Advice columnist Ann Landers once described a lovely gesture by her daughter, Margo, her only child. On Margo’s birthday, she sent her mother a dozen red roses with a note that read, “Thanks for having me, Mom.” I was just a kid when I read that, an only child myself, and I remember thinking that Ann Landers and her daughter must have been as close as my mother and I were.
Mom’s the one who got me hooked on Ann Landers in my adolescence. My father taught me how to read well before I started school, and my mother encouraged me to read the daily newspaper as soon as I was able. We started with the comic strips, then moved on to columns like Lou Boyd’s bits of trivia and Hawaii writers Bob Krauss and Eddie Sherman. But Ann Landers was our favorite.
Sometimes Mom felt the need to clarify or expand on the advice given. In one column, Ann stated that aspirin was a sure-fire method of birth control: “Place one between your knees and hold it there.” I hadn’t yet reached my teens, so Mom spent a good deal of time discussing that one, making sure I understood tongue-in-cheek humor as well as contraception.
My mother has never been the type to dole out advice; she taught more through example than words, just like the way our family rarely says “I love you” out loud, choosing instead to show our feelings through actions. But Mom did dispense a few tidbits that have stayed with me and served me well.
Like many local kids, I remember drinking coffee as an occasional cold-weather treat, loaded with sugar and Carnation milk. I think I only got to drink it when we were out of cocoa, and once I started school, Mom wouldn’t let me have it. She said coffee was one of those things that I could look forward to having as a grown-up. And she told me, “When you’re old enough to drink coffee, learn to drink it black. That way, you’ll never be disappointed.” She was right. My first husband was a coffee addict, but he didn’t like it black. If we ran out of half-and-half, his day was ruined. And, consequently, so was mine.
When my friends and I were teens, dreaming of romance and “happily ever after,” most of their mothers admonished them to marry within their own ethnic group and/or religion, and make sure he has a good job.

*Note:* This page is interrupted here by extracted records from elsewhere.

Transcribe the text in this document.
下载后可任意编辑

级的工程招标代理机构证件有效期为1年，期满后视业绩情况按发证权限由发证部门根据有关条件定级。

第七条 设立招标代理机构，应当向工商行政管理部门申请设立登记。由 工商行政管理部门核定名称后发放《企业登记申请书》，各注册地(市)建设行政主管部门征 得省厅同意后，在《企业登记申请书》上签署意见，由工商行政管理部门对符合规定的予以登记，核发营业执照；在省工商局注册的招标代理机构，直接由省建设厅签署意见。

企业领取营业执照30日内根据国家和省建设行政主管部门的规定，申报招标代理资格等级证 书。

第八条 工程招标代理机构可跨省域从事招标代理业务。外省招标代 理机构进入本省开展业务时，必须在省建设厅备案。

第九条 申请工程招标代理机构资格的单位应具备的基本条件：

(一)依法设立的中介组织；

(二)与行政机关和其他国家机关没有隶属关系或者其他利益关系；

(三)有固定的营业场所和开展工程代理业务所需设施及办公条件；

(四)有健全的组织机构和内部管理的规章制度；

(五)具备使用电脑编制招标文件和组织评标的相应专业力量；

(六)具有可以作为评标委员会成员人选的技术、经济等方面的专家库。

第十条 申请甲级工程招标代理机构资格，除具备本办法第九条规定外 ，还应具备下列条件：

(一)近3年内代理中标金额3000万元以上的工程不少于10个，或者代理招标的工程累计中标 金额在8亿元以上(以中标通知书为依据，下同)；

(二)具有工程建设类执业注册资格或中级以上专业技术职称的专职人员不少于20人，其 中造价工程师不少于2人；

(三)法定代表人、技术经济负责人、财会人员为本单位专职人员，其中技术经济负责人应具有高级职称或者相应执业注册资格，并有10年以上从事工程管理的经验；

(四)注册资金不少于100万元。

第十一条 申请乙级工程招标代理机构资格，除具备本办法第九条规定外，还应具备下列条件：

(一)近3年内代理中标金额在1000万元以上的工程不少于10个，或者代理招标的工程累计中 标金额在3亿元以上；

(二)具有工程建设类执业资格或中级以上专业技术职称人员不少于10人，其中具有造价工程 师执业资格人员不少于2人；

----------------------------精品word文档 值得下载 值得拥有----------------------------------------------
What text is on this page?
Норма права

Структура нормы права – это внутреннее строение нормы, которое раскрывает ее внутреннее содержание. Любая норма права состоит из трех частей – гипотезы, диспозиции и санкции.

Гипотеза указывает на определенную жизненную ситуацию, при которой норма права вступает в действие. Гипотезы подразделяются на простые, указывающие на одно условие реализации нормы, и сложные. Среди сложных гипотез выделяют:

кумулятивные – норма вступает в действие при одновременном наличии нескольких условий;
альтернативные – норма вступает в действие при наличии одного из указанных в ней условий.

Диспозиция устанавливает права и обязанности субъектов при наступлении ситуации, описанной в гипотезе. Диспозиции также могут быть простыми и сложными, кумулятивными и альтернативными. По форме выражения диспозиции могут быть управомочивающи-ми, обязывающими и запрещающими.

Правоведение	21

Mom had only one bit of advice for me. “Marry a man who is smarter than you.”
I’ve shared that with several women over the years, and each one reacted with surprise, disapproval or indignation. But Mom wasn’t being sexist or self-deprecating. As she explained to me, “If you think (or know) that you’re smarter than your husband, you’re bound to lose respect for him, no matter how much you love him. In marriage, mutual respect is just as important as love.” Again, Mom was right, at least in my experience. Love and respect aren’t automatically paired, but both are necessary for a successful marriage.
My father was only 67 when he died. Mom’s been a widow for 18 years and never felt the slightest desire to remarry. She says it’s because she and Daddy had a perfect marriage, nearly 45 years of wedded bliss, and that’s enough for her. Personally, I think it’s because she’ll never find another man who’s smarter than her.
Today, on my birthday, I’m reflecting on the great advice and guidance through example that my mother has given me, every day of my life. Thanks for having me, Mom. I love you.